I woke up with an idea for one specific scene somewhere in the middle of the book. So what did I do?

I wrote that scene!

Then, every couple of days, I would repeat the process. Wake up, write a scene from a dream I’d had, then forget about it. I felt like I was on the road to fully completing my fourth (albeit, unpublished) novel—and my confidence was through the roof.

Until the day I went back to read the four or five scenes I’d written and realized that none of them had anything to do with each other. It was just me living out my subconscious fantasies by putting them on paper. There was no story there. Just a collection of events (think Tom Sawyer).

That said, I knew I wanted to create a full novel. So I got to researching and figured it out the hard way how to bring all these unrelated chapters together, and now I’m here to share my methods with you!

If you’re in a similar position and wrote a bunch of arbitrary events that don’t seem to go together, here’s how to meld them together one a cohesive narrative:

Step 1: Stop where you are and backtrack.

You’ve already climbed over the first hurdle of novel writing: you’ve got something on the page. But once you’re done patting yourself on the back, it’s time to get real.

Ask yourself: what is your story about?

Maybe you want to write an epic love saga, or the lengthy quest of a hero, or a fight to the death between two made-up alien species. All are cool—but you need to pick one central storyline that you’re going to be working with.

It may take you a few days to decide what you want to write and develop your story, and you’ll likely have to go back to the very basics: prewriting.

Go through the 9 steps of prewriting one-by-one and learn your own story. During the process, you’re going to have to make some decisions—but doing so will get you headed in the right direction toward a cohesive novel, so it’s worth the time it will take.

Step 2: Get to know your characters.

If you didn’t fill out a character questionnaire during the prewriting phase, it’s time to do one. Learn the ins and outs of all of your characters—from your protagonist to her un-mentioned mother. Decide their likes, dislikes, flaws, motivations, goals, and backstories. You want to know everything about these people (or animals, or creatures, etc.) moving forward.

You may find that this is easier if you go back and read what you’ve already written about them. Did you give your main character blue eyes in one of the scenes? Make sure you mark that down so you don’t end up with a continuity error!

Somewhere along the way of creating your characters, you’re going to find yourself envisioning the story you want to tell—or at least part of it. That’s where step three comes in!

Step 3: Create your story arc.

Now that you know who is in your story, it’s time to decide what is in your story. What’s the plot? Where does the story start? Where does it end? What happens in between?

To help work through this, pull up a sample story arc from Google and create a similar one for your story. You know your characters’ aspirations—so what is stopping them from getting there? What hardships do they experience along their quest? Most importantly: what is the most heightened point of tension—the climax? And how are all of these things resolved in the end?

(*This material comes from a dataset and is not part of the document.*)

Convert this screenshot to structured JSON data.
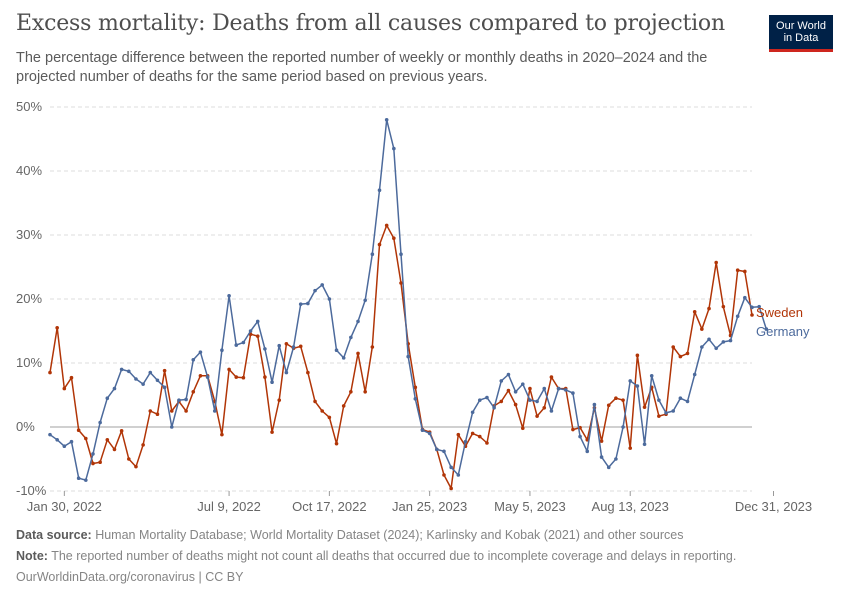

At this point, your arc doesn’t need to include everything that may end up in your novel, and it definitely doesn’t need to be in paragraph format, but a general idea of the arc of your story will go a long way when you head into the outlining phase.

Step 4: Make an outline.

Once you know the basics of the story you’re trying to tell, it’s time to create an outline. You can do this in whatever format you prefer, but you should try to be as thorough as possible. You can do this by working from big to small.

Start with just the bare minimum of your story arc. Outline the general plot from start to finish, and don’t worry about the minor scenes or details yet. Once you’re done, then you can go back in and add individual scenes, conversations, and even subplots.

Anything that you know about your novel at this point should go into this outline, so don’t be afraid to write it by hand or print it out when you’re done so you can rearrange things, cross things out, and add little notes in the margins that you’ll want to remember later.

Step 5: Revise or cut out whatever doesn’t fit.

You’ve finished your outline, you know your characters, and you’ve got the plot nailed down. So what if some of your scenes don’t fit anymore?

Your first option is to change them a little bit to fit the new, full story. Maybe just altering the outcome will allow this event to keep its place in your novel!

Alternatively, you might have to cut the scene out altogether. If it doesn’t serve any purpose in moving the plot (or a subplot) forward, then it’s got to go. But don’t be afraid of this! It just means that you have more stories to tell, either in a sequel or in an entirely new story.

After all of this, you are now on the path toward a structured, cohesive story! It’s an uphill battle from there, but you’ve got this—just keep trucking and moving forward. You’ll get there!